The Problem
A small startup was developing an implantable device and associated surgical instrumentation in women’s health. The company had been awarded an NIH SBIR Phase II grant based on positive clinical testing outside the U.S., and had been tasked with making a second-generation device based on the clinical feedback, addressing outstanding FDA concerns, and conducting a larger multi-site clinical trial inside the US. The grant provided the company the financial resources, but it needed to expand its strategic, tactical, and execution capabilities to achieve these objectives and reach its next valuation inflection point.
Our Actions
Our team embedded personnel into the company on a fractional basis, assisting in several ways:
- We identified, engaged, and worked with experienced vendors for device redesign, including improved functionality and design for manufacturing.
- We led the effort to manufacture ISO 13485-compliant production of both the implantable device and the redesigned applicator, which included both domestic and international vendors while complying with NIH spending rules. We also oversaw the molding, assembly, sterilization, and packaging of clinical product.
- We submitted multiple IDE Pre-Submissions on behalf of the company, conducting interactions with FDA to come to consensus on the clinical study protocol. Based on this FDA feedback, we prepared and submitted an IDE application, gaining approval by FDA to allow the clinical study to proceed.

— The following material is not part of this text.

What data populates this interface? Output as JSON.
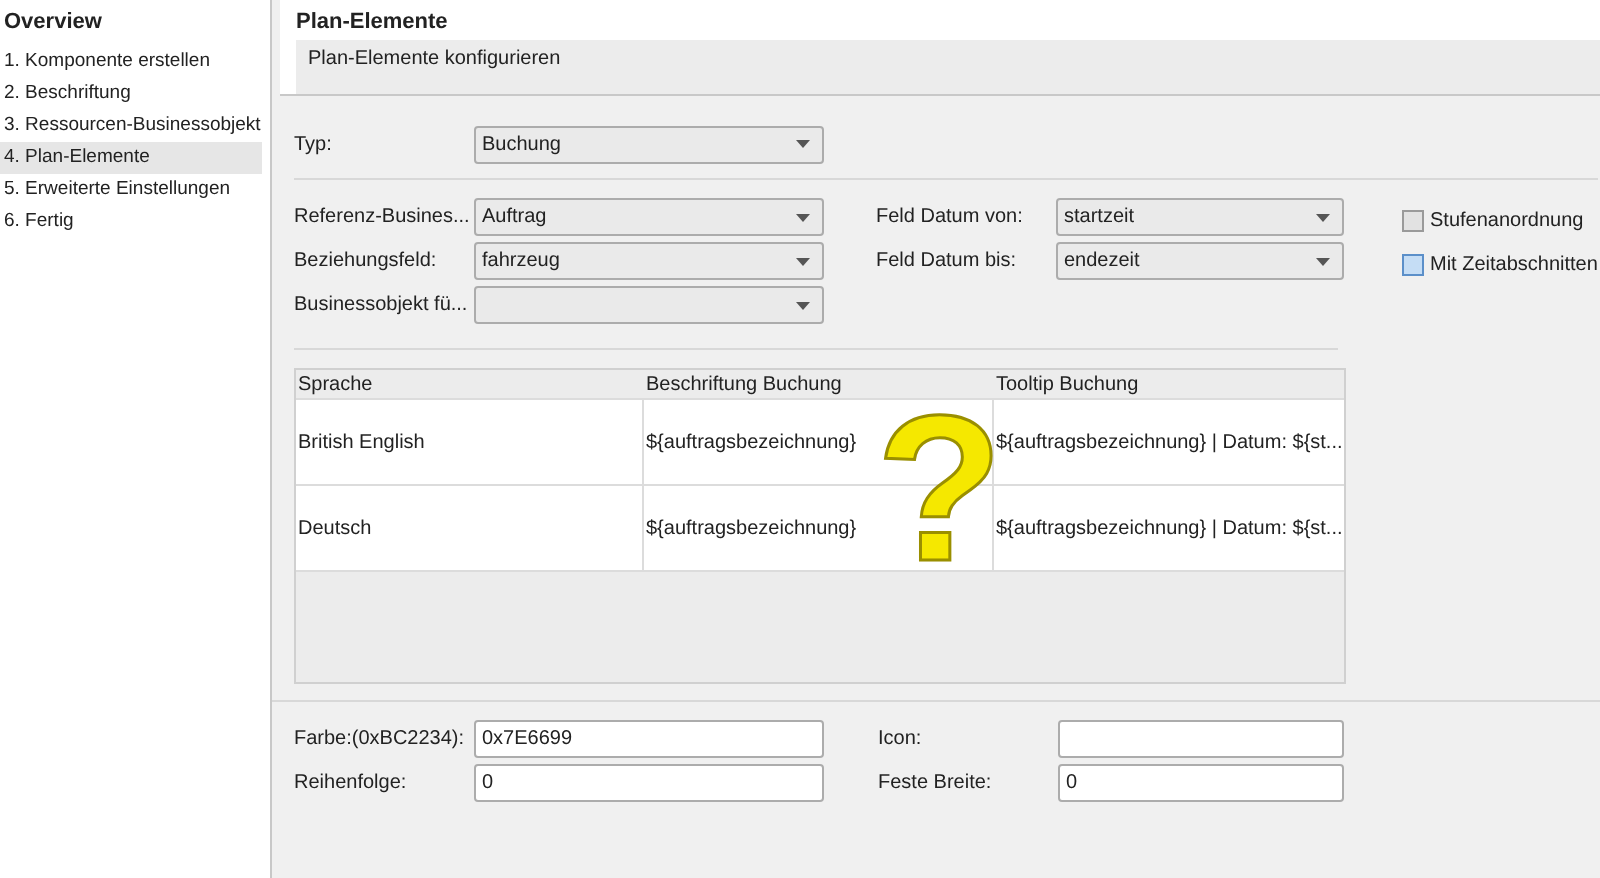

- We managed the clinical study from start to finish, including designing the protocol; preparing and managing the eCRF; identifying, vetting, and training clinical sites and surgeons; monitoring the study sites throughout the trial; preparing and submitting all required FDA correspondence throughout the trial; and preparing a final clinical study report at the conclusion of the study.
Outcome
Based on our engagement and successful domestic clinical study, the company earned a follow-on grant funding to conduct a larger clinical study leading towards 510(k) clearance, commercialization, and product launch.